El arquitecto Alfonso Gómez Lara, gran pintor y gran amigo, llegó a Saltillo a mediados del pasado siglo. A la sazón epoch gobernador el licenciado Raúl López Sánchez, quien emprendió la construcción del Hospital Civil que ahora es el Universitario.
Al poco tiempo de estar aquí, Alfonso advirtió una extraña coincidencia: tres mujeres eran figuras capitales del arte y la cultura saltillenses, y las tres llevaban el mismo nombre: Carmen.
La primera epoch Carmen Harlan Laroche, magnífica pintora y notable maestra de piano. En la calle de Salazar tenía su academia y su casa, un chalet de los de antes hecho en aquel estilo que estuvo muy de moda, el assemblage californiano. La señorita Harlan –así la llamaba todo el mundo, es decir, todo Saltillo– epoch también incansable promotora cultural. En una ciudad pequeña, pequeñita, ella se empeñaba en traer grandes artistas de la música. Los presentaba siempre en el Casino ante un público que siempre aplaudía con entusiasmo al terminar el primer movimiento de la sonata. De cualquier sonata.
La segunda Carmen epoch Carmen Aguirre de Fuentes, mi mamá. Ella hacía teatro y hacía versos.
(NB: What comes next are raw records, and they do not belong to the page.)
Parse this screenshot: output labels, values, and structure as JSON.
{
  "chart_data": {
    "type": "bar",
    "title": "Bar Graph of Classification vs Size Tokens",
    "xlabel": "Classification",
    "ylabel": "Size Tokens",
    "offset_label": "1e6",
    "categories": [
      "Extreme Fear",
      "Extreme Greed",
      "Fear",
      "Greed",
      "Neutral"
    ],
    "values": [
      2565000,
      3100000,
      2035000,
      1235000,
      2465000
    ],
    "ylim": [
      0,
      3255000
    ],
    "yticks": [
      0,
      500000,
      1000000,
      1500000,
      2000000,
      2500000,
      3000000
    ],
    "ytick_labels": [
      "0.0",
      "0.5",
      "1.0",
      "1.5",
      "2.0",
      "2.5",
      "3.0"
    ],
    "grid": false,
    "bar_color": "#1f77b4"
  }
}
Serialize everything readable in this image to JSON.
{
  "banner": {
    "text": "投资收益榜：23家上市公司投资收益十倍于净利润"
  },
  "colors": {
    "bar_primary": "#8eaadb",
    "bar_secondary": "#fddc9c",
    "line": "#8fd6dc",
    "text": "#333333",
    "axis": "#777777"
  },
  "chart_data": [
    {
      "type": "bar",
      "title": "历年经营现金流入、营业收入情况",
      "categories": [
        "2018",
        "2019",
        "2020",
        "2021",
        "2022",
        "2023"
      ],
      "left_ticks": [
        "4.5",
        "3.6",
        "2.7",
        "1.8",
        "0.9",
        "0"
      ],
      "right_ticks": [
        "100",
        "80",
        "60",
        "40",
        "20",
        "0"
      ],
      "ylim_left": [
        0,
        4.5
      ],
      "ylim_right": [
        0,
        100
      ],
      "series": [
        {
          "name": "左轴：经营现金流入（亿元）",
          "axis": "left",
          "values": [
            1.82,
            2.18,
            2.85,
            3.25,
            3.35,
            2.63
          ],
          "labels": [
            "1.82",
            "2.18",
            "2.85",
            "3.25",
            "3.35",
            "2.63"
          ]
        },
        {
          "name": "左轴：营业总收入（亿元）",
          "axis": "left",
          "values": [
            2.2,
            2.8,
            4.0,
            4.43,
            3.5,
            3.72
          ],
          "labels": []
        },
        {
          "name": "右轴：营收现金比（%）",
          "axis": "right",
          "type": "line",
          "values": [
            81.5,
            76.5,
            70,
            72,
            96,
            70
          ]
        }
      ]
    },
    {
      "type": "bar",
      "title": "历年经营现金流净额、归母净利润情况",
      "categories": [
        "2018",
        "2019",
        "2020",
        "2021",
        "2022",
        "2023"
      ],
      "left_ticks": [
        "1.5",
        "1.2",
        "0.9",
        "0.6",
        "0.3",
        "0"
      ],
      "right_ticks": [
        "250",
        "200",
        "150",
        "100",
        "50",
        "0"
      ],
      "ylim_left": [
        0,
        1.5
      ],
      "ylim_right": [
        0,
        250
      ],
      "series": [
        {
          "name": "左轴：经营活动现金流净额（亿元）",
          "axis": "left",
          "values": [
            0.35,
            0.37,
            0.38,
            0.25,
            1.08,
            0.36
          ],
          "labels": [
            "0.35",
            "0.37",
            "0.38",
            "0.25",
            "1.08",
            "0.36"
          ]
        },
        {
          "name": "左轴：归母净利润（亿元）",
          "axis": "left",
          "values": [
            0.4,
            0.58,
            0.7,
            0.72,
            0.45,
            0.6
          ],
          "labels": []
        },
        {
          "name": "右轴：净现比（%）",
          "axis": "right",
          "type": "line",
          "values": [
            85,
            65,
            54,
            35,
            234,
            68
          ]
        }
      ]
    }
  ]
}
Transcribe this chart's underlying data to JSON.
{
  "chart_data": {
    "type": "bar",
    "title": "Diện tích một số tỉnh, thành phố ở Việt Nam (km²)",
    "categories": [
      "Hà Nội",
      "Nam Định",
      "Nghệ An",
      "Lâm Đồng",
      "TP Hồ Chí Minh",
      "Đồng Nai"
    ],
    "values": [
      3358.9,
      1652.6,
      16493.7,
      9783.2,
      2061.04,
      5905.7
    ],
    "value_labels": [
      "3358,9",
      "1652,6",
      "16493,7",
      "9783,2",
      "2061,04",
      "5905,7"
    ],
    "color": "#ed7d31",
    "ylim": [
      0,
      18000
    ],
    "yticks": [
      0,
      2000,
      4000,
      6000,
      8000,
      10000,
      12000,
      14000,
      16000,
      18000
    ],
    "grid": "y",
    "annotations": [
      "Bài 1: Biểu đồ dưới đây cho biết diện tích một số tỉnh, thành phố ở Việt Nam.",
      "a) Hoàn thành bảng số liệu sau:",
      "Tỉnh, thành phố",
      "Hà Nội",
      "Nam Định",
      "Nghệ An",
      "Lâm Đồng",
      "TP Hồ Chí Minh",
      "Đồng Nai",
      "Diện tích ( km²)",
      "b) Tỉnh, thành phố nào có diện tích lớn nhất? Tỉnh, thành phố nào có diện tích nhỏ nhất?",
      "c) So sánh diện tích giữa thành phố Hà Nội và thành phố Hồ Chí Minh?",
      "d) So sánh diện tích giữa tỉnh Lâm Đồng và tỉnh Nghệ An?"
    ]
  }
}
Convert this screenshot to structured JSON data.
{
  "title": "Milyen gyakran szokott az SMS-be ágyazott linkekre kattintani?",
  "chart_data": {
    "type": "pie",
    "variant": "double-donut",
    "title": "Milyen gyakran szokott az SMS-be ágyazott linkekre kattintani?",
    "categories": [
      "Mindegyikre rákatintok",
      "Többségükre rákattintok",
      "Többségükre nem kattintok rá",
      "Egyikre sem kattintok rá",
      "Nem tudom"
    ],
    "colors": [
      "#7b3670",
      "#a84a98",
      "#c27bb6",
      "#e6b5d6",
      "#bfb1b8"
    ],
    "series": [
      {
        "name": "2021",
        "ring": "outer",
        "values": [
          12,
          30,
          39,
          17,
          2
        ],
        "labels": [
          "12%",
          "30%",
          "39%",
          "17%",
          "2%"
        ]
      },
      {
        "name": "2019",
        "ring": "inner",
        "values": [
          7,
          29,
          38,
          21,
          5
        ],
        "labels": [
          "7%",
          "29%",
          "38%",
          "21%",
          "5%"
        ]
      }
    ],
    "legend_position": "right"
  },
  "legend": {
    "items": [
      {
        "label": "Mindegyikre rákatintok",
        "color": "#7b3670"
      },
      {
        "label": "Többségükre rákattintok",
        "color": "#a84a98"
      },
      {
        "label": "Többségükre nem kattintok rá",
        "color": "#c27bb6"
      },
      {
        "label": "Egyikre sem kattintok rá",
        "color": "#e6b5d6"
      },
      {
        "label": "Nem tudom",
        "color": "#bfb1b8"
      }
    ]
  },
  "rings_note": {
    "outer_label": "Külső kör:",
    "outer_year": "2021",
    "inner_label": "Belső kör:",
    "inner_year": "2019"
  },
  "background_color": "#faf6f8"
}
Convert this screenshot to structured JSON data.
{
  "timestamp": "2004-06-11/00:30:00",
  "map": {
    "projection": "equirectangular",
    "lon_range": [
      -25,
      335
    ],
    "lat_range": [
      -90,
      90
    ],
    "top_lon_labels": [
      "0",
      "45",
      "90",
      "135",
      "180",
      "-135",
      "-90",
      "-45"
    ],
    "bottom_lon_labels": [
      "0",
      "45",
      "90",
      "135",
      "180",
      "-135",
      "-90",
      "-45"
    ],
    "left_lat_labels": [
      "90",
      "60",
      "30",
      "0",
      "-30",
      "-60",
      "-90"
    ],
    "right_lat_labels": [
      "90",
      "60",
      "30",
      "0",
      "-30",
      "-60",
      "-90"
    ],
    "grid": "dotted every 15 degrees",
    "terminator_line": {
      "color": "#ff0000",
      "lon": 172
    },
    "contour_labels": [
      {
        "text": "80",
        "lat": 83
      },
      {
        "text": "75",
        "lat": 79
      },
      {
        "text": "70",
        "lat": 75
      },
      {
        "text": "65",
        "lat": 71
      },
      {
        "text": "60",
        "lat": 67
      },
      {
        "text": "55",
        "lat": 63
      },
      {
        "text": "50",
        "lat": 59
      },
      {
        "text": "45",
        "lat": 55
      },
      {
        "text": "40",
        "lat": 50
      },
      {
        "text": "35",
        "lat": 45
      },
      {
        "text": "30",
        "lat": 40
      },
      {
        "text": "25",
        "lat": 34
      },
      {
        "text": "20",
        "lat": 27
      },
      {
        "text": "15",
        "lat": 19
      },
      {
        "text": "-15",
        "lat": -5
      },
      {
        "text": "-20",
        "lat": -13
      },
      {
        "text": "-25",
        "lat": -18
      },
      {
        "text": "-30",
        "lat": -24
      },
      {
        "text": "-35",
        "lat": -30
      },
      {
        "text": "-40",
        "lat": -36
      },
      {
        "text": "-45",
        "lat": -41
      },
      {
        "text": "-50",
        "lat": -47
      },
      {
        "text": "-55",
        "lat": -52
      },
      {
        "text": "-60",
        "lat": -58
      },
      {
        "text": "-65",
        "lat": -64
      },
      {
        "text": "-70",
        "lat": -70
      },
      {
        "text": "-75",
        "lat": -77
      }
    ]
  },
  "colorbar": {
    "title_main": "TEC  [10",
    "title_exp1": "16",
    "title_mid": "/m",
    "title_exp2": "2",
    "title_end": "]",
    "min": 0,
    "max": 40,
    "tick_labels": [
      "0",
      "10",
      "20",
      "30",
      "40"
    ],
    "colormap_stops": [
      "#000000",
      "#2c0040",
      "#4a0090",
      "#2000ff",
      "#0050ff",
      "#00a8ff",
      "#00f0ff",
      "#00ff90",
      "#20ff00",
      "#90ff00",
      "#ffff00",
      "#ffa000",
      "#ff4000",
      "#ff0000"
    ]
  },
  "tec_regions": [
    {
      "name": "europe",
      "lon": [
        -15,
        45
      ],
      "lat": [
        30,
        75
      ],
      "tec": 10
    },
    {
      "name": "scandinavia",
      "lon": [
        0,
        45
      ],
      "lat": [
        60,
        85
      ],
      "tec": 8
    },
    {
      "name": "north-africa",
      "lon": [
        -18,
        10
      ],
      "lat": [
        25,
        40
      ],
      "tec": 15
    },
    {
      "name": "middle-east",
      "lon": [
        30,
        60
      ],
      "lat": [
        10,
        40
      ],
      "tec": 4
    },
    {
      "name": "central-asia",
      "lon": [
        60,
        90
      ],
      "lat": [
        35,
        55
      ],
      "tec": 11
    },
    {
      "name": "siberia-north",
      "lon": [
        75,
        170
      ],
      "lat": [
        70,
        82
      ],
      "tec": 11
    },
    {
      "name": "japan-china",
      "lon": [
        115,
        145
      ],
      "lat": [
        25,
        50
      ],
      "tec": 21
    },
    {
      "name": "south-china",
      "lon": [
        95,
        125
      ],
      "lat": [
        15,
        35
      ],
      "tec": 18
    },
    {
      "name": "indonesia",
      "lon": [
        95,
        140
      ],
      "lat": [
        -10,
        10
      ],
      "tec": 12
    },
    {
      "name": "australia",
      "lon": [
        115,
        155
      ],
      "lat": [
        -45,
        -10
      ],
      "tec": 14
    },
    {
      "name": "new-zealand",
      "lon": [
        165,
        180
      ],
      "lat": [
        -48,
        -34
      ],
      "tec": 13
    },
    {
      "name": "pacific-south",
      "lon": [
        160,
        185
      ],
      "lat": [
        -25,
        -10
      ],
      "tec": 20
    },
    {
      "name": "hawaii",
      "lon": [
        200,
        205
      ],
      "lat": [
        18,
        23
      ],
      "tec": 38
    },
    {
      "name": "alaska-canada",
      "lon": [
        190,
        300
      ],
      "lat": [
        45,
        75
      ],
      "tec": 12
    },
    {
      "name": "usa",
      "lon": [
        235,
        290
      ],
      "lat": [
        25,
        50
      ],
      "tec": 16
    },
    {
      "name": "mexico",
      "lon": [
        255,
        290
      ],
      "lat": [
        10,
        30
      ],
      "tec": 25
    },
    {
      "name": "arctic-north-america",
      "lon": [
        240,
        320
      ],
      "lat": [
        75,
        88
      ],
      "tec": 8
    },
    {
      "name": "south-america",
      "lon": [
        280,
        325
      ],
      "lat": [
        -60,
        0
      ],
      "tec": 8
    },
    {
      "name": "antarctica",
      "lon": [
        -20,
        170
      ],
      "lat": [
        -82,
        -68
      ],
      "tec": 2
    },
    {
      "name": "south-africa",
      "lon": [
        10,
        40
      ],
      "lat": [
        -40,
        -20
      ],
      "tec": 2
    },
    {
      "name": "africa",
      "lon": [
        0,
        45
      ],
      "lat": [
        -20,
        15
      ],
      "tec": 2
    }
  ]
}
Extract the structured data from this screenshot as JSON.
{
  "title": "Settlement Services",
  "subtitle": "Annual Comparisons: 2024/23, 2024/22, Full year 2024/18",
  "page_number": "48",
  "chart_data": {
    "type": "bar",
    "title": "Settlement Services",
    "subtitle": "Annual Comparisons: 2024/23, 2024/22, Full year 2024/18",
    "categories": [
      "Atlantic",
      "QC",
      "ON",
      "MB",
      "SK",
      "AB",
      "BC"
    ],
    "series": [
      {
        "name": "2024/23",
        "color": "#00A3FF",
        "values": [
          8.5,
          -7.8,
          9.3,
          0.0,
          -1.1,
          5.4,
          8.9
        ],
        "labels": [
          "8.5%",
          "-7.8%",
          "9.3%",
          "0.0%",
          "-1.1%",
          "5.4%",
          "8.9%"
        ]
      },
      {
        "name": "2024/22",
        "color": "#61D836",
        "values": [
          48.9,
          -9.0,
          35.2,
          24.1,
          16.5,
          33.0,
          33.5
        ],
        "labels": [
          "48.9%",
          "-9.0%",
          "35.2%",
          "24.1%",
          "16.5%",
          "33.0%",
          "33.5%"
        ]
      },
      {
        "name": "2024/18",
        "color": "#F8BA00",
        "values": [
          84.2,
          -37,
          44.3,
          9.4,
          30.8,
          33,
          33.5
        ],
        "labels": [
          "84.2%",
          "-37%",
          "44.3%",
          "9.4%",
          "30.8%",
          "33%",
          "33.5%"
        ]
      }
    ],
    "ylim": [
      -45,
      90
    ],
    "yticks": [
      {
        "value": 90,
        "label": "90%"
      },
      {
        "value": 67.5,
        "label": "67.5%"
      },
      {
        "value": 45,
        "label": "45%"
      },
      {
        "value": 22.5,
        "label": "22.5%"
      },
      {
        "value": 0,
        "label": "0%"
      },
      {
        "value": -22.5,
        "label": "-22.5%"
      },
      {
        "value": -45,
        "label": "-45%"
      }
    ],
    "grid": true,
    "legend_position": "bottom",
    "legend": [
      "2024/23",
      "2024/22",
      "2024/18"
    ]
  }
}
Pionera del movimiento feminista, sostenía desaforadas polémicas en octosílabos asonantados con un señor que firmaba sus artículos con el seudónimo de “El Charro Negro”. En ellos afirmaba que la mujer debía estarse en su casa, quietecita, misdeed hacer otra cosa más que nacer, crecer, parir y morir, precisamente en ese orden. Mi madre defendió el derecho de la mujer a seguir su vocación. Se adelantó por mucho al feminismo actual. Hizo además muchas otras cosas. Fue primera dama de la escena; bibliotecaria de la Normal Superior; fundó el grupo de teatro de la Universidad, y llevó al palco escénico –así se decía antes– docenas de dramas y comedias. Por iniciativa del Cabildo que presidió con excelencia el ingeniero Rosendo Villarreal, la calle que está en el lado sur del Teatro de la Ciudad lleva su nombre.
Doña Carmen Guerra de Weber completaba en aquel tiempo la tríada de Cármenes, que después se haría cuarteta cuando la maestra Carmen Valdés empezó a enseñar danza folklórica. Doña Carmen Guerra epoch maestra de ballet. En su academia, por la calle de Hidalgo, transmitía también a sus alumnas el arte del flamenco. Todas las niñas y señoritas de la buena sociedad tomaban clases con ella, en un salón cuyos grandes ventanales daban a la calle. La gente se detenía a ver los movimientos de las bellas muchachas que bailarían luego “El Lago de los Cisnes” en el de la Alameda.
La labour que llevó a cabo doña Carmen Guerra de Weber fue admirable. Sembró en muchas generaciones el gusto por la belleza y la armonía. En todas las veladas elegantes había siempre un número a cargo de las alumnas de doña Carmen. Su técnica epoch depurada, su disciplina rigurosa. Ponía cuidado extremo en cada una de sus presentaciones. Eminente artista e insigne maestra, su larga y fecunda vida dejó una huella que permanecerá. Fue la última de las Cármenes en irse de este mundo. La ciudad estará siempre agradecida con ella, y la recordará con gratitud.